Burden of Offense on Josh Gray's Shoulders: The lone bright spot this season for the Red Raiders has been the development of freshman point guard Josh Gray. After early struggles, he has blossomed into possibly the best freshman in the Big 12. Unfortunately for Gray, his teammates are not helping him out very much.
So poor is Tech's perimeter shooting that Gray is now shooting strongly contested layups rather than kicking the ball to open shooters. This is not selfishness on Gray's part. Rather, he simply doesn't trust his fellow Red Raiders to knock down open shots. And rightly so. At this point, a Gray layup attempt between three redwoods has a better chance of going in than an open 15-foot jumper from any other Red Raider.
Gunslinger Gray: Keeping with the theme, Gray is developing in other ways besides points and assists. It is becoming clear that Gray is this team's leader. He is the guy who encourages his teammates. He is the guy that barks a bit when a Red Raider doesn't do his job. And it is Gray who does most of the talking when the team huddles before free throws. Gray's the lead dog.
And you really have to love Gray's on-court demeanor. The guy is cool as a cucumber and pretty much unflappable. The days of a hot methane-spewing A. J. Walton getting under his skin may be past.
Ammo for Future Motivation: It is clear that ISU head coach Fred Hoiberg wanted to send a message to a Tech team that defeated his club earlier in the season. Hence, with around three minutes left to play and the Cyclones up by nearly 30 points, Hoiberg's starters were still in the game and hoisting up three pointers.

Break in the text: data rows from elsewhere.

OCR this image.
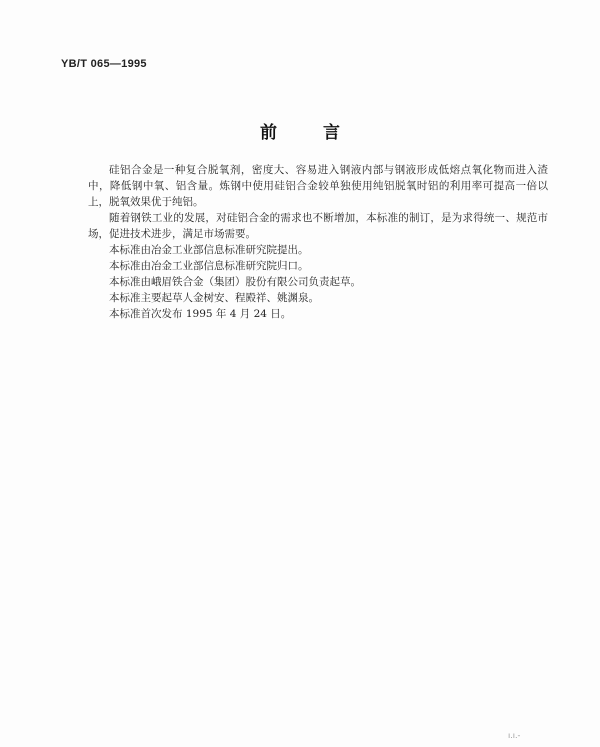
YB/T 065—1995
前	言

硅铝合金是一种复合脱氧剂，密度大、容易进入钢液内部与钢液形成低熔点氧化物而进入渣中，降低钢中氧、铝含量。炼钢中使用硅铝合金较单独使用纯铝脱氧时铝的利用率可提高一倍以上，脱氧效果优于纯铝。

随着钢铁工业的发展，对硅铝合金的需求也不断增加，本标准的制订，是为求得统一、规范市场，促进技术进步，满足市场需要。

本标准由冶金工业部信息标准研究院提出。

本标准由冶金工业部信息标准研究院归口。

本标准由峨眉铁合金（集团）股份有限公司负责起草。

本标准主要起草人金树安、程殿祥、姚渊泉。

本标准首次发布 1995 年 4 月 24 日。

ı.ı.-
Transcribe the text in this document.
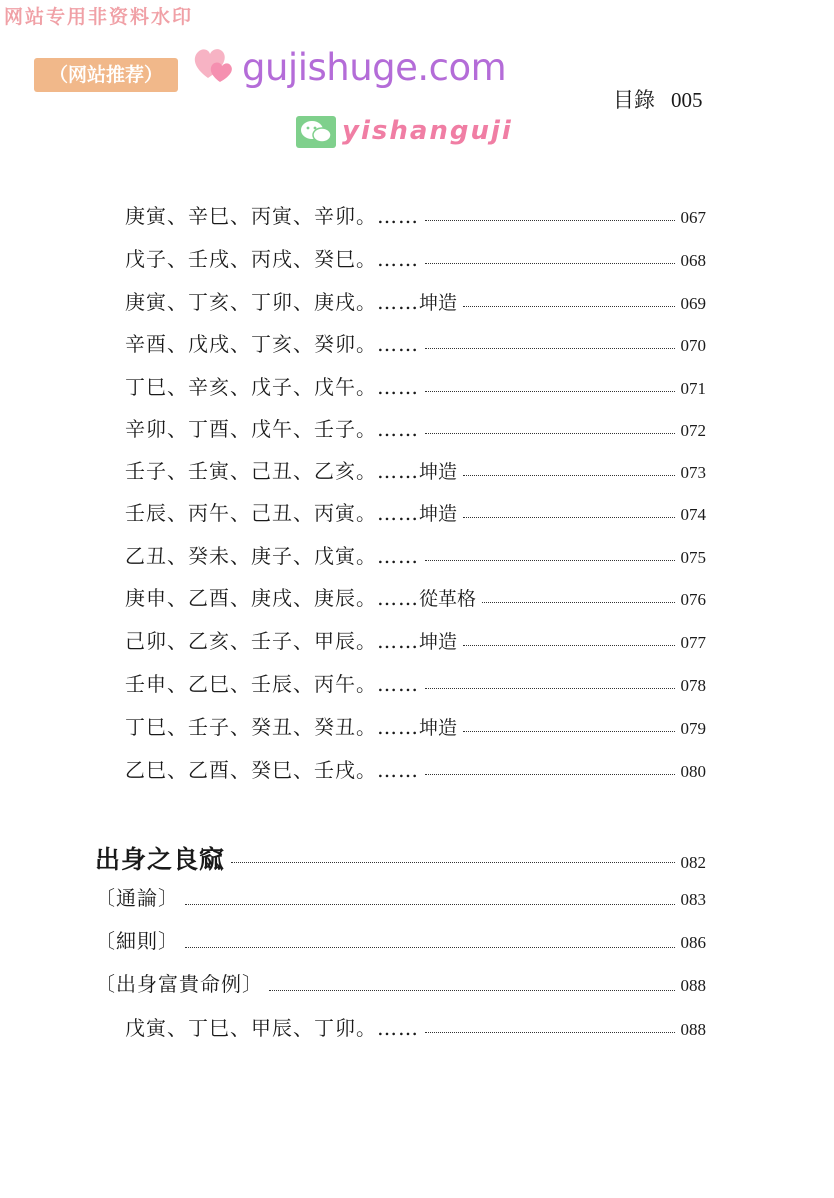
网站专用非资料水印
（网站推荐）	gujishuge.com
yishanguji
目錄 005
庚寅、辛巳、丙寅、辛卯。……	067
戊子、壬戌、丙戌、癸巳。……	068
庚寅、丁亥、丁卯、庚戌。…… 坤造	069
辛酉、戊戌、丁亥、癸卯。……	070
丁巳、辛亥、戊子、戊午。……	071
辛卯、丁酉、戊午、壬子。……	072
壬子、壬寅、己丑、乙亥。…… 坤造	073
壬辰、丙午、己丑、丙寅。…… 坤造	074
乙丑、癸未、庚子、戊寅。……	075
庚申、乙酉、庚戌、庚辰。…… 從革格	076
己卯、乙亥、壬子、甲辰。…… 坤造	077
壬申、乙巳、壬辰、丙午。……	078
丁巳、壬子、癸丑、癸丑。…… 坤造	079
乙巳、乙酉、癸巳、壬戌。……	080
出身之良窳	082
〔通論〕	083
〔細則〕	086
〔出身富貴命例〕	088
戊寅、丁巳、甲辰、丁卯。……	088
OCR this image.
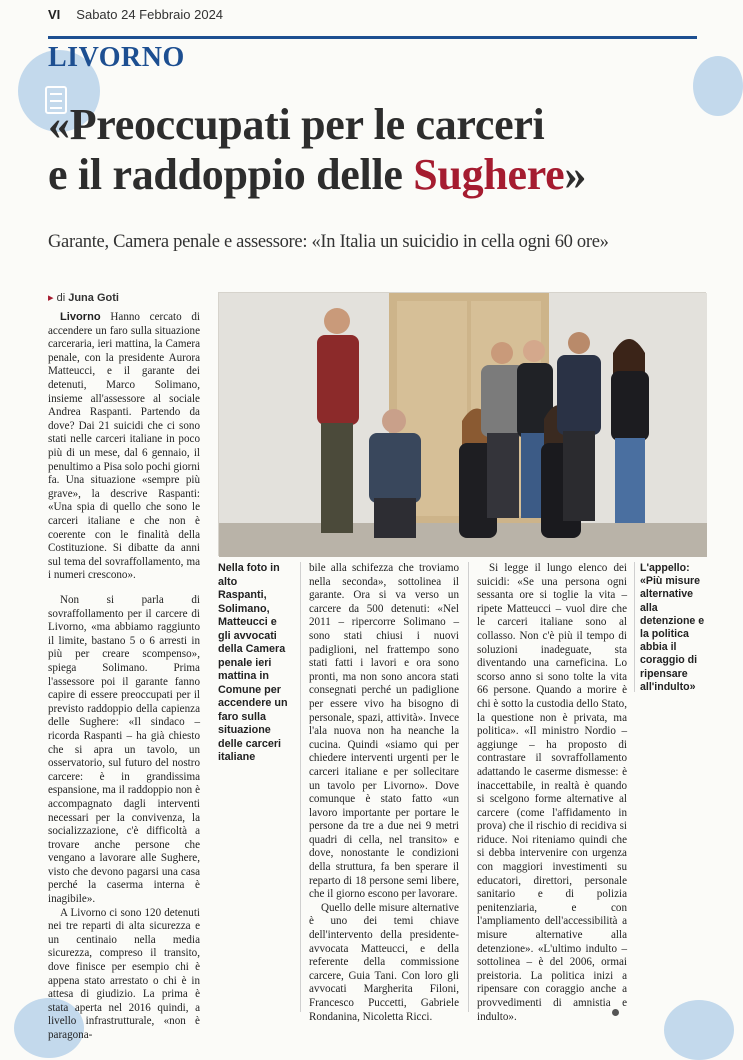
VI Sabato 24 Febbraio 2024
LIVORNO
«Preoccupati per le carceri
e il raddoppio delle Sughere»
Garante, Camera penale e assessore: «In Italia un suicidio in cella ogni 60 ore»
▸ di Juna Goti

Livorno Hanno cercato di accendere un faro sulla situazione carceraria, ieri mattina, la Camera penale, con la presidente Aurora Matteucci, e il garante dei detenuti, Marco Solimano, insieme all'assessore al sociale Andrea Raspanti. Partendo da dove? Dai 21 suicidi che ci sono stati nelle carceri italiane in poco più di un mese, dal 6 gennaio, il penultimo a Pisa solo pochi giorni fa. Una situazione «sempre più grave», la descrive Raspanti: «Una spia di quello che sono le carceri italiane e che non è coerente con le finalità della Costituzione. Si dibatte da anni sul tema del sovraffollamento, ma i numeri crescono».

Non si parla di sovraffollamento per il carcere di Livorno, «ma abbiamo raggiunto il limite, bastano 5 o 6 arresti in più per creare scompenso», spiega Solimano. Prima l'assessore poi il garante fanno capire di essere preoccupati per il previsto raddoppio della capienza delle Sughere: «Il sindaco – ricorda Raspanti – ha già chiesto che si apra un tavolo, un osservatorio, sul futuro del nostro carcere: è in grandissima espansione, ma il raddoppio non è accompagnato dagli interventi necessari per la convivenza, la socializzazione, c'è difficoltà a trovare anche persone che vengano a lavorare alle Sughere, visto che devono pagarsi una casa perché la caserma interna è inagibile».

A Livorno ci sono 120 detenuti nei tre reparti di alta sicurezza e un centinaio nella media sicurezza, compreso il transito, dove finisce per esempio chi è appena stato arrestato o chi è in attesa di giudizio. La prima è stata aperta nel 2016 quindi, a livello infrastrutturale, «non è paragona-

Nella foto in alto Raspanti, Solimano, Matteucci e gli avvocati della Camera penale ieri mattina in Comune per accendere un faro sulla situazione delle carceri italiane

bile alla schifezza che troviamo nella seconda», sottolinea il garante. Ora si va verso un carcere da 500 detenuti: «Nel 2011 – ripercorre Solimano – sono stati chiusi i nuovi padiglioni, nel frattempo sono stati fatti i lavori e ora sono pronti, ma non sono ancora stati consegnati perché un padiglione per essere vivo ha bisogno di personale, spazi, attività». Invece l'ala nuova non ha neanche la cucina. Quindi «siamo qui per chiedere interventi urgenti per le carceri italiane e per sollecitare un tavolo per Livorno». Dove comunque è stato fatto «un lavoro importante per portare le persone da tre a due nei 9 metri quadri di cella, nel transito» e dove, nonostante le condizioni della struttura, fa ben sperare il reparto di 18 persone semi libere, che il giorno escono per lavorare.

Quello delle misure alternative è uno dei temi chiave dell'intervento della presidente-avvocata Matteucci, e della referente della commissione carcere, Guia Tani. Con loro gli avvocati Margherita Filoni, Francesco Puccetti, Gabriele Rondanina, Nicoletta Ricci.

Si legge il lungo elenco dei suicidi: «Se una persona ogni sessanta ore si toglie la vita – ripete Matteucci – vuol dire che le carceri italiane sono al collasso. Non c'è più il tempo di soluzioni inadeguate, sta diventando una carneficina. Lo scorso anno si sono tolte la vita 66 persone. Quando a morire è chi è sotto la custodia dello Stato, la questione non è privata, ma politica». «Il ministro Nordio – aggiunge – ha proposto di contrastare il sovraffollamento adattando le caserme dismesse: è inaccettabile, in realtà è quando si scelgono forme alternative al carcere (come l'affidamento in prova) che il rischio di recidiva si riduce. Noi riteniamo quindi che si debba intervenire con urgenza con maggiori investimenti su educatori, direttori, personale sanitario e di polizia penitenziaria, e con l'ampliamento dell'accessibilità a misure alternative alla detenzione». «L'ultimo indulto – sottolinea – è del 2006, ormai preistoria. La politica inizi a ripensare con coraggio anche a provvedimenti di amnistia e indulto».

L'appello:
«Più misure alternative alla detenzione e la politica abbia il coraggio di ripensare all'indulto»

Now that's all well and good. There's no rule saying that you must play your subs at a certain point or that a team must refrain from lobbing threes. Still, Oklahoma State's Travis Ford sat his starters with more than 10 minutes to play in a blowout victory in Lubbock. Hoiberg did the opposite. The difference is illustrative. Whoever is coaching the Red Raiders next season should remind his team of what Hoiberg did in Ames on February 23, 2013.